PLoS ONE (Jan 2013)
Complex genetic architecture of cardiac disease in a wild type inbred strain of Drosophila melanogaster.
Abstract
Natural populations of the fruit fly, Drosophila melanogaster, segregate genetic variation that leads to cardiac disease phenotypes. One nearly isogenic line from a North Carolina peach orchard, WE70, is shown to harbor two genetically distinct heart phenotypes: elevated incidence of arrhythmias, and a dramatically constricted heart diameter in both diastole and systole, with resemblance to restrictive cardiomyopathy in humans. Assuming the source to be rare variants of large effect, we performed Bulked Segregant Analysis using genomic DNA hybridization to Affymetrix chips to detect single feature polymorphisms, but found that the mutant phenotypes are more likely to have a polygenic basis. Further mapping efforts revealed a complex architecture wherein the constricted cardiomyopathy phenotype was observed in individual whole chromosome substitution lines, implying that variants on both major autosomes are sufficient to produce the phenotype. A panel of 170 Recombinant Inbred Lines (RIL) was generated, and a small subset of mutant lines selected, but these each complemented both whole chromosome substitutions, implying a non-additive (epistatic) contribution to the "disease" phenotype.
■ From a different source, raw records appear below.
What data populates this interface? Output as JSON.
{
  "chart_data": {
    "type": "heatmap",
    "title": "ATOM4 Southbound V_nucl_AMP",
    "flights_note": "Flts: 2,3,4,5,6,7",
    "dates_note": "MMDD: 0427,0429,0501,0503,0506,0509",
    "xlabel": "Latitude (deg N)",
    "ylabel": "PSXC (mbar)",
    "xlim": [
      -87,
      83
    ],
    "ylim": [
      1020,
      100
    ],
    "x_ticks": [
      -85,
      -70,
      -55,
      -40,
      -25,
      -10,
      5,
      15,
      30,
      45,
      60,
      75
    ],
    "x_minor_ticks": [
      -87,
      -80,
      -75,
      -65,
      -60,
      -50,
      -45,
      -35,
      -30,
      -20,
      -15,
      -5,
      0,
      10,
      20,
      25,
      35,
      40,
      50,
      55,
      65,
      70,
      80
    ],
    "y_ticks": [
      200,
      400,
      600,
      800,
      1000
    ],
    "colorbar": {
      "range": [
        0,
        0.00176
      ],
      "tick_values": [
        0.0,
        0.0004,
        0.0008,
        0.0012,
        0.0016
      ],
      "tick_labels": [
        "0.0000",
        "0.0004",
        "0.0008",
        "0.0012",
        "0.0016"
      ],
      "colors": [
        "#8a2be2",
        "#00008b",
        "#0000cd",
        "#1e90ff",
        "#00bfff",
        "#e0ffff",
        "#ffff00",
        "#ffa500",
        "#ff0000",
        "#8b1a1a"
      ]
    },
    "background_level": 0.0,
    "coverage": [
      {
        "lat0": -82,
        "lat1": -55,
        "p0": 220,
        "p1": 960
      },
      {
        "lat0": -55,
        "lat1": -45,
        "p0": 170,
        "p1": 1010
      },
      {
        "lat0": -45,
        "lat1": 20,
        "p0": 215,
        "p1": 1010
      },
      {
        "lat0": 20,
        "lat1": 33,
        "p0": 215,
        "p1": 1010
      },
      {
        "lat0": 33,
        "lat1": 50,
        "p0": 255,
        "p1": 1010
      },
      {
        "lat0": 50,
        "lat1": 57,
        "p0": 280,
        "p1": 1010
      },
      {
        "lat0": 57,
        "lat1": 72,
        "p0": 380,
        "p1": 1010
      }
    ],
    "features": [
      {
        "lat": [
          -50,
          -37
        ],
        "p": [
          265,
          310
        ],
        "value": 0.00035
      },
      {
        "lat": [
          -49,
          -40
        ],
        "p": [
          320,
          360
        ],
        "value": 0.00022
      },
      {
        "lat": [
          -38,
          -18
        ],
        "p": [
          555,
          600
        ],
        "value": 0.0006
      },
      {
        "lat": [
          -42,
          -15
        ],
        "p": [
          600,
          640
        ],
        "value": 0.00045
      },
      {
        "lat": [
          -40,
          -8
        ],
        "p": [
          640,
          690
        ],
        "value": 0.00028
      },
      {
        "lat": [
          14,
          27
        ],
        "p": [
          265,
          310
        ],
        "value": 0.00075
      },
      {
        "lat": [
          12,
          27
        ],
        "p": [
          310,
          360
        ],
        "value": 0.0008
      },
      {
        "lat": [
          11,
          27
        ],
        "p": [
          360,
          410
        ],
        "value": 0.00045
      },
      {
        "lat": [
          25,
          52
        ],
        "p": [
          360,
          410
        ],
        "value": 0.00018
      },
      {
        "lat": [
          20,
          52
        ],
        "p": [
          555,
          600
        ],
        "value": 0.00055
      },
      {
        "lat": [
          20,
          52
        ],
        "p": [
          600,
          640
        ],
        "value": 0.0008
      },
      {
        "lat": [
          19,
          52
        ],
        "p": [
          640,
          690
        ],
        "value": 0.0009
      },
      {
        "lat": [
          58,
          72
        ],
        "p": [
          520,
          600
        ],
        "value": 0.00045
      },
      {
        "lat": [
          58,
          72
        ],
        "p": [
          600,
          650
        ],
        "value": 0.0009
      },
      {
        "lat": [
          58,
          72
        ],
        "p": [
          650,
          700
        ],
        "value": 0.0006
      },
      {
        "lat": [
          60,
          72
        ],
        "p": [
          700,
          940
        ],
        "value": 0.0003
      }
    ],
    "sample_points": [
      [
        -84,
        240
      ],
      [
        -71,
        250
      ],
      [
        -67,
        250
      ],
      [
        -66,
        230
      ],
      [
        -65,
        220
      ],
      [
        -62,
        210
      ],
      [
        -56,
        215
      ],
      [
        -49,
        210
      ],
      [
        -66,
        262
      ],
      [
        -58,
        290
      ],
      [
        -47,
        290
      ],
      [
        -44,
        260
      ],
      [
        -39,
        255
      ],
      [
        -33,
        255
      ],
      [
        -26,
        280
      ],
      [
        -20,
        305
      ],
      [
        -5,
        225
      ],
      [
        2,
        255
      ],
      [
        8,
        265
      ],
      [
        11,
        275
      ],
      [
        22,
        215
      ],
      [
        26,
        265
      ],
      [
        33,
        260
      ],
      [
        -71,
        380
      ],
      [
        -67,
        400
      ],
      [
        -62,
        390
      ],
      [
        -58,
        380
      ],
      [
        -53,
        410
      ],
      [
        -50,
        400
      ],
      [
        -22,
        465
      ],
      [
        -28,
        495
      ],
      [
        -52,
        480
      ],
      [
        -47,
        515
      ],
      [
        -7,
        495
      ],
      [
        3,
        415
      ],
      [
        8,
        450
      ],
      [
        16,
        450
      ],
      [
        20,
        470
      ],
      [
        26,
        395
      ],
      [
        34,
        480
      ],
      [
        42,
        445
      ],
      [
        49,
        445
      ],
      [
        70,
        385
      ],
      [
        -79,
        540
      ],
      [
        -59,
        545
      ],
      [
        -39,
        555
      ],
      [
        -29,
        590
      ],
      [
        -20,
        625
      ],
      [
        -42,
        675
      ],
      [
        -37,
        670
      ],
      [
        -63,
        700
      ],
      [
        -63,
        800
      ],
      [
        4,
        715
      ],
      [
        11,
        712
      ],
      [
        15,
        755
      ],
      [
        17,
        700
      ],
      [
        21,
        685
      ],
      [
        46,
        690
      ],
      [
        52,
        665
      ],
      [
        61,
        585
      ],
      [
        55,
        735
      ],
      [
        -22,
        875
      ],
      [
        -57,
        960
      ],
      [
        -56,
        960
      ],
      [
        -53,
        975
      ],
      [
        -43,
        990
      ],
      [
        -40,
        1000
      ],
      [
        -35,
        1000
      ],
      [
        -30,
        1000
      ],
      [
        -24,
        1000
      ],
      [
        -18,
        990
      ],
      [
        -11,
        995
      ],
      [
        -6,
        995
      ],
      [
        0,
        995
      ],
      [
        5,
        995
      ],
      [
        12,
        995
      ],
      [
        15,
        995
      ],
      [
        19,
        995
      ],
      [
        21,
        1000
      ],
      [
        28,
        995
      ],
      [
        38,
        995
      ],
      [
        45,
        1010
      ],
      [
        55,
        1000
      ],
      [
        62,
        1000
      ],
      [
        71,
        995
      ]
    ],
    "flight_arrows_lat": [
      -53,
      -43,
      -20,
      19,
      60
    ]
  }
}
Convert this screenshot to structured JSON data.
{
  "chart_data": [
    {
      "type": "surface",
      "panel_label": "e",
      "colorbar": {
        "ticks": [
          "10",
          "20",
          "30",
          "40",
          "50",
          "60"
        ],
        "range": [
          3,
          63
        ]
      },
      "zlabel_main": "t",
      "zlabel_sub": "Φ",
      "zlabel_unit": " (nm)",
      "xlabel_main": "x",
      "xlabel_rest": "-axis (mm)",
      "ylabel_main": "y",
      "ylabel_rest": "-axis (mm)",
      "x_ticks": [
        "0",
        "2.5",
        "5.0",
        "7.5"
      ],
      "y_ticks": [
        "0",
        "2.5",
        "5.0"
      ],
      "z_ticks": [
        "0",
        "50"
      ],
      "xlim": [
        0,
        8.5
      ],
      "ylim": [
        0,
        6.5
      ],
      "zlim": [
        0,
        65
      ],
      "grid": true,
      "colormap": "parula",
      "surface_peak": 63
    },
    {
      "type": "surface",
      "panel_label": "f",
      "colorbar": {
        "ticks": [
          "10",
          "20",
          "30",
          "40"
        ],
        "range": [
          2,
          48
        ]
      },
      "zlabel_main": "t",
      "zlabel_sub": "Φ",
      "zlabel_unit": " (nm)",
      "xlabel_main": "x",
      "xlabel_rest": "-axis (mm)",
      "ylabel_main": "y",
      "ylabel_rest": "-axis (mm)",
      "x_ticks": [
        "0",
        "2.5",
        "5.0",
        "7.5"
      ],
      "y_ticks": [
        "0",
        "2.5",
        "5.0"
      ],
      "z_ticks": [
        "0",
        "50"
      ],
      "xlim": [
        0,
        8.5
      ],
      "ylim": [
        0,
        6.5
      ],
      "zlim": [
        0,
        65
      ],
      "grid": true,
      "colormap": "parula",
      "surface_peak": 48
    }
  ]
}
Low coverage whole genome sequencing was also used to attempt to map chromosomal regions contributing to both the cardiomyopathy and arrhythmia, but a polygenic architecture had to be again inferred to be most likely. These results show that an apparently simple rare phenotype can have a complex genetic basis that would be refractory to mapping by deep sequencing in pedigrees. We present this as a cautionary tale regarding assumptions related to attempts to map new disease mutations on the assumption that probands carry a single causal mutation.